Валерий Мигицко - Военные приключения. Выпуск 6
Потому есть соподчинение сегодняшнего дня, есть социальный ранг и порядок. Временный и преходящий. Но есть таинственная иерархия перед другим масштабом, ранг перед лицом тысячелетней России. Вот в этом главном измерении любой лейтенант из провинциального гарнизона выше по роли и назначению и любого министра, и любого академика.
Я уверен (и эта надежда в моем сердце), что такой министр, как Столыпин, или такой академик, как Н. И. Вавилов, согласились бы со мной. Они постигли высоты культуры и служением таинству державы. Здесь речь не о германском понимании армии, как это было в бисмарковской Пруссии, где любой профессор (и это в Германии, где так чтят ученость!) должен был сойти с тротуара и пропустить офицера. Причем профессор делал это без подобострастия и раздражения. Пусть в этом было много взаимного достоинства, но… это внешний обрядовый акт. В России все иначе. Речь о внутреннем глубоком чувстве уважения к офицерской судьбе.

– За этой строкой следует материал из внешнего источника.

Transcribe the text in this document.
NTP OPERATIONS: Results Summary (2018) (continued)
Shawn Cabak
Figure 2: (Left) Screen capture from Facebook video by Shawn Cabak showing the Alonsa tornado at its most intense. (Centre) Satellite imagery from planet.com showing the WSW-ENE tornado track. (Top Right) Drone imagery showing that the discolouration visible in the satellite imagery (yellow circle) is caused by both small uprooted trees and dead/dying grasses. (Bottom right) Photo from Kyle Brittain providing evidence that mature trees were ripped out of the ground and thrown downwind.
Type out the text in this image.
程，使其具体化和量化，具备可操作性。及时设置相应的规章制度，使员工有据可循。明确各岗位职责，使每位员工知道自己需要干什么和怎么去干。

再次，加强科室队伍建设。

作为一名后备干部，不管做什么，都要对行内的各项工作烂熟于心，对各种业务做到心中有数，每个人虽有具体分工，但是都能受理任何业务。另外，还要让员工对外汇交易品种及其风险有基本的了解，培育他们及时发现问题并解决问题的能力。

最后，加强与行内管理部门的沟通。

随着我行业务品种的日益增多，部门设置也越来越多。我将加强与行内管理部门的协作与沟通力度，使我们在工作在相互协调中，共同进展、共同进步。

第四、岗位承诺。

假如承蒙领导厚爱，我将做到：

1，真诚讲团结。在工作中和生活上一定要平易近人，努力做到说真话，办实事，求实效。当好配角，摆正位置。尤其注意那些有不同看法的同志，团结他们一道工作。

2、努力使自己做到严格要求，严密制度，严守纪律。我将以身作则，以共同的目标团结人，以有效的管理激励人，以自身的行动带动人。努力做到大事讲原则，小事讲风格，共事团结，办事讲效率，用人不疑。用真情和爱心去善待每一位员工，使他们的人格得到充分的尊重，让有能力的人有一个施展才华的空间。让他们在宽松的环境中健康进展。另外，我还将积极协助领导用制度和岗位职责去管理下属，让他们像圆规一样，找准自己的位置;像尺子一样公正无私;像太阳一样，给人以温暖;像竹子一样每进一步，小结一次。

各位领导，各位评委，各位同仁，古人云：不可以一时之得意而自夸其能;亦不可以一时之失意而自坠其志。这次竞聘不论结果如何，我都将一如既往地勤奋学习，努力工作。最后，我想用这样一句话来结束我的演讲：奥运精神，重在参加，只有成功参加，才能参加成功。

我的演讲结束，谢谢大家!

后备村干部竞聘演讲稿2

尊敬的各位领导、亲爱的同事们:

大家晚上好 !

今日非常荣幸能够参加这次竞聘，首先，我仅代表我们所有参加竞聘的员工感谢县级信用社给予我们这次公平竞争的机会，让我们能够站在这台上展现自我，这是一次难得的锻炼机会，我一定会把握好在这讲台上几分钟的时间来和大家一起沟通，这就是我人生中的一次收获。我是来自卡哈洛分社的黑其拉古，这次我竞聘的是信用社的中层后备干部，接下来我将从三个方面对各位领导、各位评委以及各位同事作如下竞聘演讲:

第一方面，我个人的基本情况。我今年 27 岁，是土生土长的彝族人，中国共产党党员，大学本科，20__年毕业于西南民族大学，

Как когда-то перед священником склонялись почтительно все, так сегодня перед офицером мы обязаны молча склонить свои разгоряченные митингом и озлоблением головы. И не важно, кремлевский это генерал или офицер из глухой дальней точки…
Повторим еще раз. Перед всеми ними мы в неоплатном долгу. В 1988 году был убит один офицер. В прошлом, 1989 году убили 59 офицеров. Убили без Карабаха, Ферганы, не в Прибалтике и не в Молдавии. Убили на Руси, в своем Отечестве. Такого святотатства не знала русская земля за тысячу лет. Литургия верных посвящена и им. Память невинно убиенных должны бы все офицеры почтить минутой молчания на каждом офицерском собрании…
Кто разжег эту ненависть в обществе? Кто подстрекал речами, статьями и телепередачами к этому насилию? Кто посылал уголовников служить в армию, а потом кричал о неуставных отношениях? Кто растревожил всех матерей, нагнетая истерию вокруг армии? Но, главное, — почему ни один из руководителей ни разу за пять лет не остановил этой грязной кампании? Может, потому, что «умники» из «верхов» хотели использовать армию как козла отпущения; они вдруг поняли, что семьдесят лет в своем самодовольстве и при безнаказанности не постигали духа и назначения армии. Да и откуда им это знать, если в США все сто процентов сенаторов (все, все!) служили в армии, и каждый четвертый из них — офицер. Наши аппаратчики вдруг в смутной тревоге поняли, что партии, мафии, группы (даже династии и религии) сменяются, а армия стоит незыблемо, как скала, среди мутной волны митинговых воплей. А вдруг в такой вот — в ней главная опасность?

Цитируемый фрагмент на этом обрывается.